Grapevines - 1st Year

After planting, your grapevine still needs regular attention and care. Here you can find details about watering, trellising, and soil care. Young vines need to show vigorous growth in order to be trained further. The process that takes place during the first year is considered complete if a strong main stem showing obvious and vigorous grown; otherwise, they have to grow on for another year. What follows after the 1st year depends on the form of training you have chosen.

Young grapevines in the first year


During the first year, the vine has to develop one strong, long, and well lignified shoot; this will become the future trunk (image 01). This shoot emerges directly from the grafting point ('bud union'- thicker part) or just above. Any other shoots should be removed. If you have planted a potted plant that already has a woody stem with several buds or green shoots above the grafting point, then the lowest shoot should be used, the other buds removed, and the trunk shortened. 


The small main shoot is then tied onto the stake, e.g. with rubber cord/band. Occasionally it will already produce a grape cluster, which is best removed. Axillary shoots which grow occasionally from the (leaf) axil remain on the plant. Do not touch the shoots in the first year (young shoots that collect sap and are situated above the older leaves). Breaking off such shoots directly at the axil on the green main shoot can damage the important bud developing there, or it may cause premature bud burst ~ "bud break" ~ premature sprouting (Image 02).

Soil Care

It is beneficial to cover the planting area with a layer of 5-8 cm of grass clippings, leaf litter, or straw, and to regularly renew that layer to prevent the soil from drying out and to control weeds competing for nutrients. During the first year at least, do not attempt to grow any groundcovers such as grass or flowers around the vine.


In the vineyard, the vines can survive purely on rainwater after planting. Vintners (winemakers) say that the vines must "go hungry." This stimulates the roots to grow deep into the earth (up to 30 meters!) in search of water. This is beneficial for aroma development, but not for fruit size. That is why table grapes are treated differently; that is, they are watered more. In the first year, it's enough to water every 2 - 3 weeks, a bit more often during dry times. Special attention must be given to vines which grow under eaves (or similar) and receive hardly any rain.


Grapevines growing in normal garden soils (i.e. humus-sandy to loam) should not be fertilised again after planting. Otherwise the vines grow too vigorously, which tends to make them more susceptible to fungal diseases.

Summer Pruning

As it matures, the shoot should turn a golden-brown, brown-red, or grey-brown colour (depending on the variety). This lignification process, starting at the base of the stem, becomes visible by late summer. Eventually, the shoot should be at least pencil-thick and 2 - 4 metres long (Image 03).

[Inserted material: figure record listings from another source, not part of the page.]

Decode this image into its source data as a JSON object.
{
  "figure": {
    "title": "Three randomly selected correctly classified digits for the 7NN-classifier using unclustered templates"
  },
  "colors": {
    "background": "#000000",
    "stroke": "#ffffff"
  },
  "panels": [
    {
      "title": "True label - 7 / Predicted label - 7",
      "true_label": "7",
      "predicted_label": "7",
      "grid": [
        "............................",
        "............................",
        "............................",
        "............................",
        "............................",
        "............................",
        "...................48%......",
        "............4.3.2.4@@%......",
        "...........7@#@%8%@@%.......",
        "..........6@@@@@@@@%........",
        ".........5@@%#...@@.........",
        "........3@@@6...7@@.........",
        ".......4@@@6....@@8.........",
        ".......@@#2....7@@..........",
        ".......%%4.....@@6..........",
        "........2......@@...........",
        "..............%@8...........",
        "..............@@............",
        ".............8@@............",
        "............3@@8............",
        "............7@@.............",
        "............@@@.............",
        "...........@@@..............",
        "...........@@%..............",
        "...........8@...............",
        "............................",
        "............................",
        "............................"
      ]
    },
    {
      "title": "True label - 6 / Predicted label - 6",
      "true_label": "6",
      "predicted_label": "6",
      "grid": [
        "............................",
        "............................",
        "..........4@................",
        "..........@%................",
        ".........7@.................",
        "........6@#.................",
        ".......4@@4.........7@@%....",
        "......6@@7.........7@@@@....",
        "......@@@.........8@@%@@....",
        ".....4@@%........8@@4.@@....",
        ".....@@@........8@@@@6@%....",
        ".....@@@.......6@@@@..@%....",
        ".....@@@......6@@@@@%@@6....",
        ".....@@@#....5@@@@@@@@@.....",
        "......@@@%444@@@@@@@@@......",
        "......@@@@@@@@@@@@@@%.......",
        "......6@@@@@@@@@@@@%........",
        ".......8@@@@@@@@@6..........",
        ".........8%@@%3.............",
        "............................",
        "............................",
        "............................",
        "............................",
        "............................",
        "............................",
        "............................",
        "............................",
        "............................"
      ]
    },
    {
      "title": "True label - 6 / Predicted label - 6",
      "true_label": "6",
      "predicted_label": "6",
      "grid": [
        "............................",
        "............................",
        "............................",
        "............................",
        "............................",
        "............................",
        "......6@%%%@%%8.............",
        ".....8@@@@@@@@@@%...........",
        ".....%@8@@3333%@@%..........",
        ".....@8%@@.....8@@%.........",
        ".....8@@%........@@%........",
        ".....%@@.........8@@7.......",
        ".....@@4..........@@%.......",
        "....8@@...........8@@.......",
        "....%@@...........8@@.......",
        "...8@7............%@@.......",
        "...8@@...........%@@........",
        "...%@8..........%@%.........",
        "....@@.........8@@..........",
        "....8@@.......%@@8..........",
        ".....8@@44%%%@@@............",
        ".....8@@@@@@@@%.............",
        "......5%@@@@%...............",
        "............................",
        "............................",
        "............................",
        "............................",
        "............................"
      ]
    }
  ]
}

If the desired shape does not require a long main trunk, the shoot can be trimmed back to about 1.5 m already at the end of August, to promote lignification and the maturation of the lower buds (summer pruning - Image 04). If the vines are meant to go high, summer pruning can be omitted.

Responses to Weak Growth

In summer, the main shoot grows about 2 - 3 cm per day, resulting in a curved and slightly limp looking shoot tip (Image 05). This indicates that the vine is healthy and its growth vigorous. However, if the tip of the shoot looks somewhat compressed and has hardly unfurled (Image 06), the vine is stagnating. This requires action. Is the soil sufficiently moist? Does the plant receive enough light and heat? Are there other plants in the vicinity such that the vine suffers from root competition? The latter is usually the main issue. In this case, the other plants must either be removed or the vine transplanted. 


It is not worth it to train a plant with a weak main shoot. If, despite optimal conditions, the plant has grown only a short shoot which isn't at least as thick as a pencil by autumn, then the vine should be cut back to 2 buds (Image 07). The vine then has to repeat the first year again in order to develop a vigorous main stem.